Public awareness and acceptance are critical to the success of CCUS especially if pipeline transport on land is required. The general public and policy makers need to have a clear understanding of the science behind CCUS. They need to have confidence that CO2 can be safely captured, transported, injected and permanently stored. After conducting research on the engineering aspects of CCS, I spent almost 15 years writing and making presentations about CCUS to a wide audience that included economists, political scientists, investment bankers, social scientists, historians and project managers. I realized it was not enough to make technical presentations to engineers and geoscientists. I dedicated efforts to public awareness because I believe it is better to discuss the risks and rewards of CCUS before it becomes a contentious subject. In Guyana CCUS is not a front burner topic yet but it will come into focus as natural gas comes to shore.
Mission and Objectives for CCUS
A clear mission and objectives are needed for any project. It is important not to lose sight of the fundamental reasons for deploying CCUS in each particular national circumstance. CCUS can reduce CO2 emissions but in regions with a low carbon footprint, the emission reduction impact is negligible. Therefore, each project involving CCUS must be based on SMART (Specific, Measurable, Achievable, Relevant and Time-Bound) goals that tie into a broader vision and a clear mission that serves national interest. If this fundamental step is overlooked, and it can happen quite easily, projects may serve external demands with no real impact while jeopardizing urgent domestic needs.

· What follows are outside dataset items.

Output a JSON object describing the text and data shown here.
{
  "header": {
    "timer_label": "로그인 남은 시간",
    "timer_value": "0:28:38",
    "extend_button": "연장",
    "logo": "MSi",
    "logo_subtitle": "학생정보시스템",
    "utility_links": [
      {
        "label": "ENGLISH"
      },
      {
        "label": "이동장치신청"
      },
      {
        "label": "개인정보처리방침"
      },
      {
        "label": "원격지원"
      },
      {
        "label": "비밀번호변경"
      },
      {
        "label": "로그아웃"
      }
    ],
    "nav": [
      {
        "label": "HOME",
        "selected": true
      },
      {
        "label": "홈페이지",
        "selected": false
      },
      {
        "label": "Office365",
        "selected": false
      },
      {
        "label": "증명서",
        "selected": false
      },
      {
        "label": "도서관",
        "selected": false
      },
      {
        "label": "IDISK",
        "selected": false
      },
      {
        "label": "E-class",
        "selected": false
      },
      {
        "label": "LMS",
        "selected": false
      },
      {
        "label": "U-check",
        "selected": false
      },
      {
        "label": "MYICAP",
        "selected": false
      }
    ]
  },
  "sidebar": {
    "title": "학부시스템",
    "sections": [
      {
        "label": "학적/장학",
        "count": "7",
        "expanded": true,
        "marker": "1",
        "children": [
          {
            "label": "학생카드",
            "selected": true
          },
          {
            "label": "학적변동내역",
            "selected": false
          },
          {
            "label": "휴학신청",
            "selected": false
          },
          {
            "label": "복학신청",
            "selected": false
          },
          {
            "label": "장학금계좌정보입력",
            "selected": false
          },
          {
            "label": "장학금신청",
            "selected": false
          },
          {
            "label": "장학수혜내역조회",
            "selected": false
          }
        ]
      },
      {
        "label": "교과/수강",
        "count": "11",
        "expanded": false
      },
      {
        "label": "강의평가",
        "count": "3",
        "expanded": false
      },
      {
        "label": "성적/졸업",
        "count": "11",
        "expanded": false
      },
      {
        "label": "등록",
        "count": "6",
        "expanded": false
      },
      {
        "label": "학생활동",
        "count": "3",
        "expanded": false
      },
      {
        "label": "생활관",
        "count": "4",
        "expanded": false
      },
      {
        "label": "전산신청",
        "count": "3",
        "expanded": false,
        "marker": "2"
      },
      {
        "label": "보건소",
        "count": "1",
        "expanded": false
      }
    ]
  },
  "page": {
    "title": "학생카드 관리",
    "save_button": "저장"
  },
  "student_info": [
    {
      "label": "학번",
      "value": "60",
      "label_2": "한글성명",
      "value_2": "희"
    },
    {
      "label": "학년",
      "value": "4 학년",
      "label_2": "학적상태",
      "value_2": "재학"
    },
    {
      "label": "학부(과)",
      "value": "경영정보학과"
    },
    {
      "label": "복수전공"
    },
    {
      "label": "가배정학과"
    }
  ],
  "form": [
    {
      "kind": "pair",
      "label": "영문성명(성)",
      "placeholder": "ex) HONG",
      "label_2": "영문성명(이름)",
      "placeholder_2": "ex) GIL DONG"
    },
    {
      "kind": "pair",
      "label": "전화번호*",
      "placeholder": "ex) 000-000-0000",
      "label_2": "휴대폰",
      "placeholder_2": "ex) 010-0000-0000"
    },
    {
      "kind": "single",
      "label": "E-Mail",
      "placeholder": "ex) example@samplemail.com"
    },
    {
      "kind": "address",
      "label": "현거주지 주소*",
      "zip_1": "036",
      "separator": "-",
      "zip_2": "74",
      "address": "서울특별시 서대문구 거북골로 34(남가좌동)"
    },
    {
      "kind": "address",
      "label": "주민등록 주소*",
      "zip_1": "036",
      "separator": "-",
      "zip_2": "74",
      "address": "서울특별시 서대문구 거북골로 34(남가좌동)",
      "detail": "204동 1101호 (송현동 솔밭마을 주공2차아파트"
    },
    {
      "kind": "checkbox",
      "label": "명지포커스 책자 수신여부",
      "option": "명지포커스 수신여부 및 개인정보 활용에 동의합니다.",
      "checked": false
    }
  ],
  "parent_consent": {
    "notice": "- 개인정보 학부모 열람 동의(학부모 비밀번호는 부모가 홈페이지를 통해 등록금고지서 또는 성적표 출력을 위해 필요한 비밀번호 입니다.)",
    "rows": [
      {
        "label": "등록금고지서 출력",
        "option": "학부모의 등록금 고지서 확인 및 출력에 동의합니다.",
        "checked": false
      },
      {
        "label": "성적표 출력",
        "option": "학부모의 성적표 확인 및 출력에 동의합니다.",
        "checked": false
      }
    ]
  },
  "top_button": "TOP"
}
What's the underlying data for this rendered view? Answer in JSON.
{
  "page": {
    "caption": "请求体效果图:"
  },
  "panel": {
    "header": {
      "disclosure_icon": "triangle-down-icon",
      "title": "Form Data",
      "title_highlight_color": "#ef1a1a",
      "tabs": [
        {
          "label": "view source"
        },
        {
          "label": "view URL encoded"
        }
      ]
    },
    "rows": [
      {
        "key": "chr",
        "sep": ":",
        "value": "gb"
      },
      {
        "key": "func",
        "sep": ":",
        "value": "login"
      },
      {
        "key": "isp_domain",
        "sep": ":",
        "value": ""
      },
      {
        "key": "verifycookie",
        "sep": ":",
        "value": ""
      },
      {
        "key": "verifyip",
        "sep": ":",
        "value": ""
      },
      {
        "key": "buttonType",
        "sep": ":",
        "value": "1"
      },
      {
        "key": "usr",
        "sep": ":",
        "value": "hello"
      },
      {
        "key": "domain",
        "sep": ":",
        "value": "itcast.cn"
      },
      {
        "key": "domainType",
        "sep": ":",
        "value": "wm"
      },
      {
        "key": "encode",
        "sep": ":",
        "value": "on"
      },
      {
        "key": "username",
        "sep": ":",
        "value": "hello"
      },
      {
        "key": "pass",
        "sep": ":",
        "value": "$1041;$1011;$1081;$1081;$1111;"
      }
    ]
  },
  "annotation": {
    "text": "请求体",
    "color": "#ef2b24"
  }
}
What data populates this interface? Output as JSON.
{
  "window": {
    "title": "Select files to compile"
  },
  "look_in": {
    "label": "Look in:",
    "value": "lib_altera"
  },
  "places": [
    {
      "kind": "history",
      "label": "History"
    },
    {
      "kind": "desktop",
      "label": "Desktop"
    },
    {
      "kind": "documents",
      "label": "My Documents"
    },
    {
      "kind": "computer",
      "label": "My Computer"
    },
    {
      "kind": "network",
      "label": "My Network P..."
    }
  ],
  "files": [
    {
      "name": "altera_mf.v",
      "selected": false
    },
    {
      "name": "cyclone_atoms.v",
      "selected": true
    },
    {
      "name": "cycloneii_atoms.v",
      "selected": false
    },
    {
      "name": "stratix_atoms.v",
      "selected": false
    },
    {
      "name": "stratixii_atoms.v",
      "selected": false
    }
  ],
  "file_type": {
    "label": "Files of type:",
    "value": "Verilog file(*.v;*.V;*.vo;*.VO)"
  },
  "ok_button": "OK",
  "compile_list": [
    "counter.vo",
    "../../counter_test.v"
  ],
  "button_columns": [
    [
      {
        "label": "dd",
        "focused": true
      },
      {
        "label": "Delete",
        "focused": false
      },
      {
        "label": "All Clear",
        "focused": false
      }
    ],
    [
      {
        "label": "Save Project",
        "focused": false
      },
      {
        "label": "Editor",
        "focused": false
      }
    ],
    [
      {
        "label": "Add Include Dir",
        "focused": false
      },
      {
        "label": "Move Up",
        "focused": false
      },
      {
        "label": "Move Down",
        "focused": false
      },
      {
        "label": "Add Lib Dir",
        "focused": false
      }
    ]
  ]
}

Finally, in both developing and developed countries, hydrogen and CCUS projects are unique opportunities for the energy sector to establish new industries, create employment for environmentally conscious young professionals and provide impactful, innovative solutions for providing sustainable energy.
EDITOR’S NOTE: Dr. Lorraine Sobers is a Fulbright Scholar currently lecturing at The University of the West Indies, St. Augustine in the Petroleum Studies Unit. Dr. Sobers has 20 years’ experience in the energy sector specializing in Carbon Capture and Storage (CCS) and Enhanced Oil Recovery (EOR). She has a keen interest in using her technical expertise for the development of low carbon development policies. Dr. Sobers is a Fellow of the Caribbean Policy Consortium and a member of the Global Americans Global High-Level Working Group on Climate Change in the Caribbean.